Looking for the Silver Lining: Promoting Perspective through Writing
Written by: Carrie Wisehart
As an educator, I continue to love learning and growing. So when I came across a new program sponsored by Blake Mycoskie (founder of TOMS) called Madefor, an action model that provides a foundation for cultivating new mindsets and greater wellbeing, I was interested. When I saw they were offering scholarships for educators to complete the program for free, I was completely in.
The program has ten focus areas: hydration, gratitude, fuel, connection, breath, movement, nature, clarity, rest, and vision. These highly researched focus areas were intentionally chosen to help build positive new habits. Each month I was sent a box with a guidebook, an item (ie: water bottle) and a tracking booklet/bracelet to help me instill new habits during each 21-day period.
Madefor didn’t just send me a box and let me go. They had frequent virtual meetings and a great group of experts, scientists, and clinicians on board to support me. What really piqued my interest in this program was the involvement of neuroscientist Andrew Huberman and former Navy Seal, Patrick Dossett. Patrick co-founded the program and utilized much of his training in the Navy Seals to help those of us participating to grow and learn.
Whenever I see or try something new, I make connections to how this might be utilized in a classroom setting. One of the habits (gratitude) incorporated the idea of silver linings – helping us look at a difficult situation to find the good. I was teaching seniors at the time, and we had just made it through COVID and were wearing masks, trying to figure out what school looks like after the pandemic.
“During my gratitude focus in the Madefor program, I learned that looking for the silver lining was an evidence based strategy for training your mind to think differently.”
Coping mechanisms were at an all-time low. Students needed some help – and I knew brain science was in my corner. During my gratitude focus in the Madefor program, I learned that looking for the silver lining was an evidence based strategy for training your mind to think differently. Basically, students were to do the following:
- Think about something this year that didn’t go the way you were hoping. NOW, reframe it to find the good.
- Did it grow you? Did it open up deeper communication? Did it give you perspective?
The essay was an informal writing assignment with a rubric focused on purpose, organization and audience – but the focus was to help students access cognitive reappraisal.
Cognitive reappraisal is the act of changing how one thinks about or appraises a given situation. According to ScienceDirect.com, “rather than immersing oneself in angry feelings and thoughts, cognitive reappraisal entails taking a step back and viewing a provoking event in an objective way.”
The assignment wasn’t meant to make students pretend everything in life is perfect or ignore the hurt or pain an event might have caused. The truth is, we are hardwired to expend greater neural activity around bad thoughts than good ones. Negativity bias is a survival mechanism, a primitive-brain response that helped our ancestors sniff out danger.
“The silver linings essay helps students engage in gratitude – redirecting their modern day brains to lower the volume of the primitive brain. The silver linings essay assignment helps students reframe their points of focus to appreciate the good in life.”

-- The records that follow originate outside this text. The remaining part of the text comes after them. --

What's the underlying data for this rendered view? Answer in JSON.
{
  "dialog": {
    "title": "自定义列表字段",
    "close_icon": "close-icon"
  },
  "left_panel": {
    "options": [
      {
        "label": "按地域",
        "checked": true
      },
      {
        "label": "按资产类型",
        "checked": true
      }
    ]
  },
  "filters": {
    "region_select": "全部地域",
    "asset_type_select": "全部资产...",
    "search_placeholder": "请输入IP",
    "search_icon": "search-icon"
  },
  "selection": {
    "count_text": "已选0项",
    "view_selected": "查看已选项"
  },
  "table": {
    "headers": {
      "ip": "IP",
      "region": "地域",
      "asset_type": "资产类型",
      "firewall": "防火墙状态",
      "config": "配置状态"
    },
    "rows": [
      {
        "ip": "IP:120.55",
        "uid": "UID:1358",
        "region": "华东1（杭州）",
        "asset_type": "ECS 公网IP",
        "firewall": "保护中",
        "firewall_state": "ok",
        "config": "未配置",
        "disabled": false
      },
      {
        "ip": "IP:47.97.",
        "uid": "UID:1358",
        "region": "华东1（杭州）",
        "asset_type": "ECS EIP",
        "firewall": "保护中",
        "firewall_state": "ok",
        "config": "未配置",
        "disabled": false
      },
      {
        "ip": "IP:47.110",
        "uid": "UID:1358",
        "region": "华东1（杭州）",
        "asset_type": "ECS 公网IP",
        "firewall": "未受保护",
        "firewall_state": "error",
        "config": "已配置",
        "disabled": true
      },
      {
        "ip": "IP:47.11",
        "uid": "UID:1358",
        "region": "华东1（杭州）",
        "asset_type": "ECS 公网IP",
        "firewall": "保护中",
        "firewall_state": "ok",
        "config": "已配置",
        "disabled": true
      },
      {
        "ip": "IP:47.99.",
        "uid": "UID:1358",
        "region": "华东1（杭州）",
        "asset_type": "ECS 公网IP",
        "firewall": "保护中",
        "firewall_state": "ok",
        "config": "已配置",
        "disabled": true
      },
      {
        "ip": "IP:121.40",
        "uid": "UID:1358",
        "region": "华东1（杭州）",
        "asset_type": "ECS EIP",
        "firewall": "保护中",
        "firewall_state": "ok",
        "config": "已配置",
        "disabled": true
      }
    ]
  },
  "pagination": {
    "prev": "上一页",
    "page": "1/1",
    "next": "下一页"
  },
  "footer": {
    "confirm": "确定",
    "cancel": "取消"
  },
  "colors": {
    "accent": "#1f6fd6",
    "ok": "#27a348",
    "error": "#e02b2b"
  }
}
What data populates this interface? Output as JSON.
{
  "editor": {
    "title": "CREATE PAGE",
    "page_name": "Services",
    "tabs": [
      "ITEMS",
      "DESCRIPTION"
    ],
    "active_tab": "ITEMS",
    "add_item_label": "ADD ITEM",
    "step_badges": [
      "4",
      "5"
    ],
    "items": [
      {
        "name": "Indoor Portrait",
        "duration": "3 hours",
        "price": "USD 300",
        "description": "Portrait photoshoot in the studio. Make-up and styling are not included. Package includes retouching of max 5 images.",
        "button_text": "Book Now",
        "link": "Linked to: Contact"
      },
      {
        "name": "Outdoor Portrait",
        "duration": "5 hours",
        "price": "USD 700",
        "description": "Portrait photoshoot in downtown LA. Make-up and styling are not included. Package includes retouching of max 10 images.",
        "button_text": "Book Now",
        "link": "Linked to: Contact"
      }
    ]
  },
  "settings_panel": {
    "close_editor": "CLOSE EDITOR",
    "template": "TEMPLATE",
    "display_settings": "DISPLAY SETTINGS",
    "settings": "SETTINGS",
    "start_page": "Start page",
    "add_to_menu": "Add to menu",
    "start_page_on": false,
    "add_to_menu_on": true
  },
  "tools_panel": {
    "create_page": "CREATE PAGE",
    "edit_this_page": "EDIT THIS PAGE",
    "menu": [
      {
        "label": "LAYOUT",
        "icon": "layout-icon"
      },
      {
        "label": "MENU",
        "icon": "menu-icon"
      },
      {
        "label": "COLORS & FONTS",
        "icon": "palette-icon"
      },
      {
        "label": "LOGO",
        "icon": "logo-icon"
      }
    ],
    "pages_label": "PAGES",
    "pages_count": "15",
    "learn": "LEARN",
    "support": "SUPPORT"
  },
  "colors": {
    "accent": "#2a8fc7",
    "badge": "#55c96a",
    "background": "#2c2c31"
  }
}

Basically, the silver linings essay helps students engage in gratitude – redirecting their modern day brains to lower the volume of the primitive brain. The silver linings essay assignment helps students reframe their points of focus to appreciate the good in life.
Some students were skeptical about the assignment, so I decided to contact Pat Dossett and see if he would be willing to chat with my students. He was glad to join us – and we had a virtual class period where Pat talked about his experience in the Navy Seals. He explained that some of the biggest, strongest men and women who attempted the Seal training would never make it. Why? It didn’t matter how big and strong you were if you couldn’t shift your mindset during training.
Pat went on to tell my students that Navy Seals training is excruciating – and even if you can physically handle the training itself, your mental frame of mind is what will make or break you. He connected his experience to the essay the students were writing, explaining that in any situation, your ability to cognitively reappraise the situation is going to make or break you the same way it affected those men and women training for the Seals.
The Silver Lining Essay assignment is an excellent way to help students step back from a situation and try to find where they grew OR where they might grow in the process. My seniors were able to reflect and take some time to reframe the difficult year they had and look for how they might reclaim some of those difficult moments as growth.
The resulting discussion and reflection was good for all of us – and it continues to be something I practice weekly as an educator. When we promote perspective through writing, our students learn not only the mechanics of writing, they practice skills that will help them throughout their lives. Now THAT’S a silver lining.